UConn men’s hockey planned to play its last full season in Freitas Ice Forum during the 2013-14 campaign — its last in Atlantic Hockey and its first under Cavanaugh. But the onset of the COVID-19 pandemic prevented fans from attending games, so the Huskies moved back to Storrs for the year. That season, the rest of Hockey East got a front-row introduction to UConn’s home facility. Or a “broader appreciation” of it, as one staffer put it.

It wasn’t all bad in the barn, though. Cavanaugh admitted he’ll miss the coaches’ locker room, a cramped space that almost felt like it was built out of a supply closet.

“I liked our coaches’ locker room. I’ll miss it a little bit,” he said. “It was tight.
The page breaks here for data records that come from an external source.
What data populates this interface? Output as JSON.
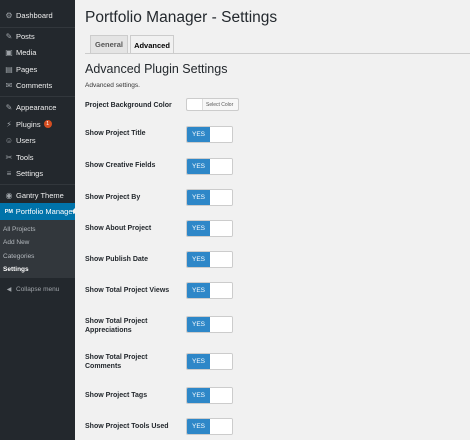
{
  "sidebar": {
    "items": [
      {
        "label": "Dashboard",
        "icon": "dashboard-icon",
        "glyph": "⚙"
      },
      {
        "label": "Posts",
        "icon": "pin-icon",
        "glyph": "✎"
      },
      {
        "label": "Media",
        "icon": "media-icon",
        "glyph": "▣"
      },
      {
        "label": "Pages",
        "icon": "pages-icon",
        "glyph": "▤"
      },
      {
        "label": "Comments",
        "icon": "comments-icon",
        "glyph": "✉"
      },
      {
        "label": "Appearance",
        "icon": "appearance-icon",
        "glyph": "✎"
      },
      {
        "label": "Plugins",
        "icon": "plugins-icon",
        "glyph": "⚡",
        "badge": "1"
      },
      {
        "label": "Users",
        "icon": "users-icon",
        "glyph": "☺"
      },
      {
        "label": "Tools",
        "icon": "tools-icon",
        "glyph": "✂"
      },
      {
        "label": "Settings",
        "icon": "settings-icon",
        "glyph": "≡"
      },
      {
        "label": "Gantry Theme",
        "icon": "gantry-icon",
        "glyph": "◉"
      },
      {
        "label": "Portfolio Manager",
        "icon": "portfolio-icon",
        "glyph": "PM"
      }
    ],
    "submenu": [
      "All Projects",
      "Add New",
      "Categories",
      "Settings"
    ],
    "collapse_label": "Collapse menu",
    "collapse_glyph": "◀"
  },
  "header": {
    "title": "Portfolio Manager - Settings"
  },
  "tabs": [
    {
      "label": "General"
    },
    {
      "label": "Advanced"
    }
  ],
  "section": {
    "heading": "Advanced Plugin Settings",
    "description": "Advanced settings."
  },
  "color_field": {
    "label": "Project Background Color",
    "button_text": "Select Color"
  },
  "toggle_text": "YES",
  "settings": [
    {
      "label": "Show Project Title",
      "value": "YES"
    },
    {
      "label": "Show Creative Fields",
      "value": "YES"
    },
    {
      "label": "Show Project By",
      "value": "YES"
    },
    {
      "label": "Show About Project",
      "value": "YES"
    },
    {
      "label": "Show Publish Date",
      "value": "YES"
    },
    {
      "label": "Show Total Project Views",
      "value": "YES"
    },
    {
      "label": "Show Total Project Appreciations",
      "value": "YES"
    },
    {
      "label": "Show Total Project Comments",
      "value": "YES"
    },
    {
      "label": "Show Project Tags",
      "value": "YES"
    },
    {
      "label": "Show Project Tools Used",
      "value": "YES"
    }
  ],
  "colors": {
    "sidebar_bg": "#23282d",
    "submenu_bg": "#32373c",
    "active_blue": "#0073aa",
    "toggle_on": "#2e87c8",
    "page_bg": "#f1f1f1",
    "badge": "#d54e21"
  }
}
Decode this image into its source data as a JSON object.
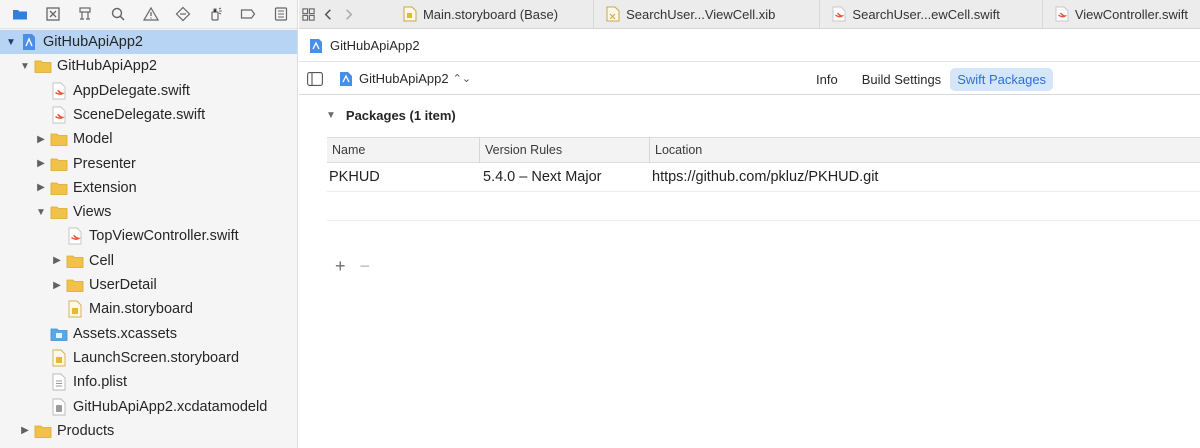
{
  "sidebar": {
    "nav_icons": [
      "folder-icon",
      "x-square-icon",
      "hierarchy-icon",
      "search-icon",
      "warning-icon",
      "diamond-icon",
      "debug-spray-icon",
      "breakpoint-icon",
      "report-icon"
    ],
    "tree": [
      {
        "label": "GitHubApiApp2",
        "depth": 0,
        "disclosure": "open",
        "icon": "project-icon",
        "selected": true
      },
      {
        "label": "GitHubApiApp2",
        "depth": 1,
        "disclosure": "open",
        "icon": "folder-icon"
      },
      {
        "label": "AppDelegate.swift",
        "depth": 2,
        "disclosure": "none",
        "icon": "swift-file-icon"
      },
      {
        "label": "SceneDelegate.swift",
        "depth": 2,
        "disclosure": "none",
        "icon": "swift-file-icon"
      },
      {
        "label": "Model",
        "depth": 2,
        "disclosure": "closed",
        "icon": "folder-icon"
      },
      {
        "label": "Presenter",
        "depth": 2,
        "disclosure": "closed",
        "icon": "folder-icon"
      },
      {
        "label": "Extension",
        "depth": 2,
        "disclosure": "closed",
        "icon": "folder-icon"
      },
      {
        "label": "Views",
        "depth": 2,
        "disclosure": "open",
        "icon": "folder-icon"
      },
      {
        "label": "TopViewController.swift",
        "depth": 3,
        "disclosure": "none",
        "icon": "swift-file-icon"
      },
      {
        "label": "Cell",
        "depth": 3,
        "disclosure": "closed",
        "icon": "folder-icon"
      },
      {
        "label": "UserDetail",
        "depth": 3,
        "disclosure": "closed",
        "icon": "folder-icon"
      },
      {
        "label": "Main.storyboard",
        "depth": 3,
        "disclosure": "none",
        "icon": "storyboard-file-icon"
      },
      {
        "label": "Assets.xcassets",
        "depth": 2,
        "disclosure": "none",
        "icon": "assets-folder-icon"
      },
      {
        "label": "LaunchScreen.storyboard",
        "depth": 2,
        "disclosure": "none",
        "icon": "storyboard-file-icon"
      },
      {
        "label": "Info.plist",
        "depth": 2,
        "disclosure": "none",
        "icon": "plist-file-icon"
      },
      {
        "label": "GitHubApiApp2.xcdatamodeld",
        "depth": 2,
        "disclosure": "none",
        "icon": "datamodel-file-icon"
      },
      {
        "label": "Products",
        "depth": 1,
        "disclosure": "closed",
        "icon": "folder-icon"
      }
    ]
  },
  "tabbar": {
    "tabs": [
      {
        "label": "Main.storyboard (Base)",
        "icon": "storyboard-file-icon"
      },
      {
        "label": "SearchUser...ViewCell.xib",
        "icon": "xib-file-icon"
      },
      {
        "label": "SearchUser...ewCell.swift",
        "icon": "swift-file-icon"
      },
      {
        "label": "ViewController.swift",
        "icon": "swift-file-icon"
      }
    ]
  },
  "breadcrumb": {
    "label": "GitHubApiApp2"
  },
  "editor": {
    "target_label": "GitHubApiApp2",
    "segments": {
      "info": "Info",
      "build_settings": "Build Settings",
      "swift_packages": "Swift Packages"
    },
    "section_title": "Packages (1 item)",
    "table": {
      "headers": {
        "name": "Name",
        "version": "Version Rules",
        "location": "Location"
      },
      "rows": [
        {
          "name": "PKHUD",
          "version": "5.4.0 – Next Major",
          "location": "https://github.com/pkluz/PKHUD.git"
        }
      ]
    },
    "add_label": "+",
    "remove_label": "−"
  },
  "colors": {
    "selection": "#b7d4f4",
    "accent": "#2c6fd8",
    "folder": "#f0c24a",
    "swift": "#f05138"
  }
}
We were on top of each other, but there was something intimate about it.”

Ultimately, Freitas Ice Forum served its purpose. Despite being a step below what the other teams in the league had, the rink provided UConn hockey with a home for over two decades and oversaw the rise of both programs in recent years.

UConn women’s hockey reached three championship games in five seasons while UConn men’s hockey came within one goal of winning the title and reaching the first NCAA Tournament in program history last year. That loss to UMass at TD Garden last March still hurts Cavanaugh.

“Last year, I wanted to win so badly just to say that we won in Freitas with that facility,” he said.

Even after UConn moved into Toscano Family Ice Forum on Jan. 2, Cavanaugh still had to return to Freitas a few more times. On one of those visits, a realization hit him.

“I had to go back in a couple times And I was like, ‘I won’t be coming in here anymore,’” Cavanaugh said. “That’s my home first 10 years I was here here.”

Freitas Ice Forum won’t be going anywhere, though. It will remain a community rink through the end of the season before being transformed into its next life — exactly what that is has not yet been decided, but it’s likely to be utilized by another program in the athletic department.

Whatever becomes of it, Cavanaugh will get a front-row view from his office.

“I’m glad that when I look out my window, the first thing I’m gonna see is always gonna be the Freitas,” he said.